Case Study 2 — China's Digital Yuan: The First Major CBDC
China launched pilot programs for the e-CNY (digital yuan) in 2020 and has gradually expanded them to cover hundreds of millions of users. It is the most advanced CBDC project by a major economy.
How it works
The e-CNY is issued by the People's Bank of China (PBOC). Users download a digital wallet app and can make payments using QR codes or NFC (similar to Apple Pay). The money is a direct liability of the central bank — not a bank deposit.
Why China is doing it
- Financial inclusion: reach people without bank accounts (though China already has high banking penetration)

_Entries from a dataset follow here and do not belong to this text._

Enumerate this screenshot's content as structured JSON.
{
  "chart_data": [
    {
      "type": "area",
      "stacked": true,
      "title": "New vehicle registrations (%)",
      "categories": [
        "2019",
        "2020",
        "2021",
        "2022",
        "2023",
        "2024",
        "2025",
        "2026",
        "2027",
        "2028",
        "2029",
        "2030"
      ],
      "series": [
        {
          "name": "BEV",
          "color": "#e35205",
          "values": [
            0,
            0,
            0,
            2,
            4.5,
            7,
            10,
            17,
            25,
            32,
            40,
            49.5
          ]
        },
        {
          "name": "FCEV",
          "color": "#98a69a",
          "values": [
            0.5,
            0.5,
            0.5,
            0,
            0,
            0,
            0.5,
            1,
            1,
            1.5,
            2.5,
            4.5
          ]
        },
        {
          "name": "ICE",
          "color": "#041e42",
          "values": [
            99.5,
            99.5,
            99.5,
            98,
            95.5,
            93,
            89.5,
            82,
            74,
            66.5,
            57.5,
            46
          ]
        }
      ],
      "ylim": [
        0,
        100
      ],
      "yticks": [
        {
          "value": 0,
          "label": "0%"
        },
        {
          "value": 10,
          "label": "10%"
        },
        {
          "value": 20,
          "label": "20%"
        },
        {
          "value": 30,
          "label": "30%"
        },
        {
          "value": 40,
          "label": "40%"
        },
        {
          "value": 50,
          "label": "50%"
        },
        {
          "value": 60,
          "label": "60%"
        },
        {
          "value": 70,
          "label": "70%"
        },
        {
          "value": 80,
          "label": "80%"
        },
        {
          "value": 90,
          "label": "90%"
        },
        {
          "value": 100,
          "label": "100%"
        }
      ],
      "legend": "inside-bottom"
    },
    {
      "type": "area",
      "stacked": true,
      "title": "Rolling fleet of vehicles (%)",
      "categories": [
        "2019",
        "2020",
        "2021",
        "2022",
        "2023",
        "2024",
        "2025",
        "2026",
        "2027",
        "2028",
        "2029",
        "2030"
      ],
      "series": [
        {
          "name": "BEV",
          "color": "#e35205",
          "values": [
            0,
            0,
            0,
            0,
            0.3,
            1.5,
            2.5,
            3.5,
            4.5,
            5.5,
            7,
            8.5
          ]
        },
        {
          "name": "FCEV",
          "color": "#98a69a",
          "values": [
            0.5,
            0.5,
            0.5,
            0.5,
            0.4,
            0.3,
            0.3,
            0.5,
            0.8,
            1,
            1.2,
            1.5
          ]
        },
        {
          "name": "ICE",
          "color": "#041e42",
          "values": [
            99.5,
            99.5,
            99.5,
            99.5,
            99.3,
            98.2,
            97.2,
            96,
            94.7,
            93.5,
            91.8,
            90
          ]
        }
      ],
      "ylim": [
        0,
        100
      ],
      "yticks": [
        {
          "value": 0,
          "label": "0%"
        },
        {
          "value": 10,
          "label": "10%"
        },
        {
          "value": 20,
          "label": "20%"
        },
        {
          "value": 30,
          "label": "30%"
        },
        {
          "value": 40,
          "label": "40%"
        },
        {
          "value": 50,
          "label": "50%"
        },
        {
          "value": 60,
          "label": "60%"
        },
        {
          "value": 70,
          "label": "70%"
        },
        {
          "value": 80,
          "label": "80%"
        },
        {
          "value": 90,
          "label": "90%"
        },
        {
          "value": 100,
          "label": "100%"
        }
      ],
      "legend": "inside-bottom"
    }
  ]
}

- Reduce dependence on private payment systems: WeChat Pay and Alipay process the vast majority of Chinese digital payments; the CBDC gives the government an alternative
- Monetary policy transmission: the CBDC could enable "programmable money" (e.g., stimulus payments that expire if not spent, targeted subsidies)
- Surveillance: the CBDC gives the government visibility into every transaction — a feature the Chinese government values and that privacy advocates find alarming
- International competition: challenge the dollar's dominance in international payments (ambitious but uncertain)
The economics
The CBDC raises the same questions from §37.3: privacy (the PBOC can see every transaction), disintermediation (if people hold CBDC instead of bank deposits, banks lose funding), and the boundary between government and private finance.
Discussion questions
- Would you use a CBDC that your government could monitor? What privacy tradeoffs are acceptable?
- Could a Chinese CBDC challenge the dollar's reserve-currency status?
- Should the U.S. develop its own CBDC? What are the benefits and risks?